“Plato, Mary Baker Eddy, and Kenneth Burke: Can We Talk about Substance?”
Zamparutti, Louise. “Plato, Mary Baker Eddy, and Kenneth Burke: Can We Talk about Substance?” Rhetoric Review 37, no. 2 (2018): 199–211.
Zamparutti claims that Mary Baker Eddy employs something like Plato’s dialectical method (question-answer, defining terms by reference to their opposites: truth/error, mind/matter, etc.) to transform the Platonic idea of ‘substance’ into a spiritual principle, namely God. Burke ‘secularizes’ Eddy by interpreting substance as the fundamental property of language he calls “symbolic action” (205).

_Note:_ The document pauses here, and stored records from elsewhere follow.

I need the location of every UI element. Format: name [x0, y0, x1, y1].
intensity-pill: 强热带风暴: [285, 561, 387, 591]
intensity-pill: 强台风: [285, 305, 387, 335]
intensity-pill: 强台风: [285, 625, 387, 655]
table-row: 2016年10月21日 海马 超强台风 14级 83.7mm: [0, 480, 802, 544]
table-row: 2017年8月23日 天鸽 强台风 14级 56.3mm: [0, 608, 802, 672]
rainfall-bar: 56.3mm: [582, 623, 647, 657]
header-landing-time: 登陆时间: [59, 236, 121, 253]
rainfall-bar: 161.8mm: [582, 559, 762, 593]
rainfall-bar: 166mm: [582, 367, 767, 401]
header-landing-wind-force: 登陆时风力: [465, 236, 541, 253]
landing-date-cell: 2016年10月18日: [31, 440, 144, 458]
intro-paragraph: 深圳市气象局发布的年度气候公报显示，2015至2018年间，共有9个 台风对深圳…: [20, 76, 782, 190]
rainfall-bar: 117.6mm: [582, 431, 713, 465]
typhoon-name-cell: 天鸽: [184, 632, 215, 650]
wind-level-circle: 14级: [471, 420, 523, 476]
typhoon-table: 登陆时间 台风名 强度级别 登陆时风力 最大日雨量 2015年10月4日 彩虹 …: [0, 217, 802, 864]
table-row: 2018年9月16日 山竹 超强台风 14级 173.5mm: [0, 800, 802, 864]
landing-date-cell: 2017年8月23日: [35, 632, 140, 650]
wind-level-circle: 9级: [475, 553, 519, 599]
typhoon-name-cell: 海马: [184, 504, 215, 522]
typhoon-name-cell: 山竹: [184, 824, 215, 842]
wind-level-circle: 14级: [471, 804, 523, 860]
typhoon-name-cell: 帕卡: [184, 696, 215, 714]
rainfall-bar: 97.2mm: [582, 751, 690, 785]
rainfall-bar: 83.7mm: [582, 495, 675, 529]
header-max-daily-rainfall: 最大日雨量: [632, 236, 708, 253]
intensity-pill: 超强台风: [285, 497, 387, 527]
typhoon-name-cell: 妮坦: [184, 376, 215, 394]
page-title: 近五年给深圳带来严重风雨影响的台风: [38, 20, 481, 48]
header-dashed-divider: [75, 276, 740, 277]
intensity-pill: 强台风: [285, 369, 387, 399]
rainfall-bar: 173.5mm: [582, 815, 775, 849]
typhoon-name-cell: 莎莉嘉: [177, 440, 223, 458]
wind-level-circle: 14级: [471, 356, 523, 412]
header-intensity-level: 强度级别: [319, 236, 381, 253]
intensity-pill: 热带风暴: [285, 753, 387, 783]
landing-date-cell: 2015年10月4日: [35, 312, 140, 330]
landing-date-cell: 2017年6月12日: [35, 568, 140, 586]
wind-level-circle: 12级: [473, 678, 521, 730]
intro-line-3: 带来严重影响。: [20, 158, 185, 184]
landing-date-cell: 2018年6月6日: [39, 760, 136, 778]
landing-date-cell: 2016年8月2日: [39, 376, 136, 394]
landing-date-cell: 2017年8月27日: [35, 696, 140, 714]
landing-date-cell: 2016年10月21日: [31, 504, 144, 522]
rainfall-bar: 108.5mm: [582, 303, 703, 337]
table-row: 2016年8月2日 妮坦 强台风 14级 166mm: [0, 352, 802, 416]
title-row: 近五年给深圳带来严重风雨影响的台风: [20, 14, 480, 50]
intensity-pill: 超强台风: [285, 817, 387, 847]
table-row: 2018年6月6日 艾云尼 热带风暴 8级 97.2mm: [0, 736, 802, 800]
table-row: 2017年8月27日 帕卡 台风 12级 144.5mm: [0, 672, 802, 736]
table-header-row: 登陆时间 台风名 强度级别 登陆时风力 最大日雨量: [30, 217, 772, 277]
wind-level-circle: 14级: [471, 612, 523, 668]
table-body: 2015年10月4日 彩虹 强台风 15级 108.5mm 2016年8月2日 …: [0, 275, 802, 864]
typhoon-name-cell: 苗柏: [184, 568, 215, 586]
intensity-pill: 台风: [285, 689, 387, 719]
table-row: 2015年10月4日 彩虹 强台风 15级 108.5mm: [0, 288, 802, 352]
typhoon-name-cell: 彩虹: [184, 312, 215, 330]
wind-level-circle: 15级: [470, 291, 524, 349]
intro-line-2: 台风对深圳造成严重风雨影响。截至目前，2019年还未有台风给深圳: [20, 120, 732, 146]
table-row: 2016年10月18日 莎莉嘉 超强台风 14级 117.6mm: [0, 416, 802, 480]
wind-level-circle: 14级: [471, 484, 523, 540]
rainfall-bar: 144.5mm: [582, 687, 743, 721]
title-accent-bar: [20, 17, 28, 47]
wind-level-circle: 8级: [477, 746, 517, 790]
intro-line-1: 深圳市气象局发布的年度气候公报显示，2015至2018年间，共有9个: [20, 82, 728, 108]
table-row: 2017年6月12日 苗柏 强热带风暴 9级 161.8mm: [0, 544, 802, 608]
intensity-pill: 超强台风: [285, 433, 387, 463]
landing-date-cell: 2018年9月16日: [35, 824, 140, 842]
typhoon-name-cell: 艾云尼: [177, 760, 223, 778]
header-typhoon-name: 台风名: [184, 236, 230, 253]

In a materialist framework, substance is the primal reality: matter or its elements. In Plato’s idealist framework, ideal ‘Forms’ constitute the original (immaterial) substances, innate in the soul, which enable us to perceive the forms of visible things, like tables and chairs, as well as the eternal archetypes (Goodness, Justice, etc.). From Platonist assumptions, Eddy re-conceives substance as the one immaterial Spirit, the God of the New Testament. And material things are the illusory counterfeits of spiritual reality. Burke, as an agnostic, developed his philosophy of language by converting some of Eddy’s ideas, learned as a child in a Christian Science household, to secular usage. For him substance is not a metaphysical or spiritual reality, but “the way meaning is enacted” in language (200), the inner workings of words as forms of action in the world. The author implicitly invites further research into the ways the idea of substance was successively transformed by “these three rhetoricians” (200).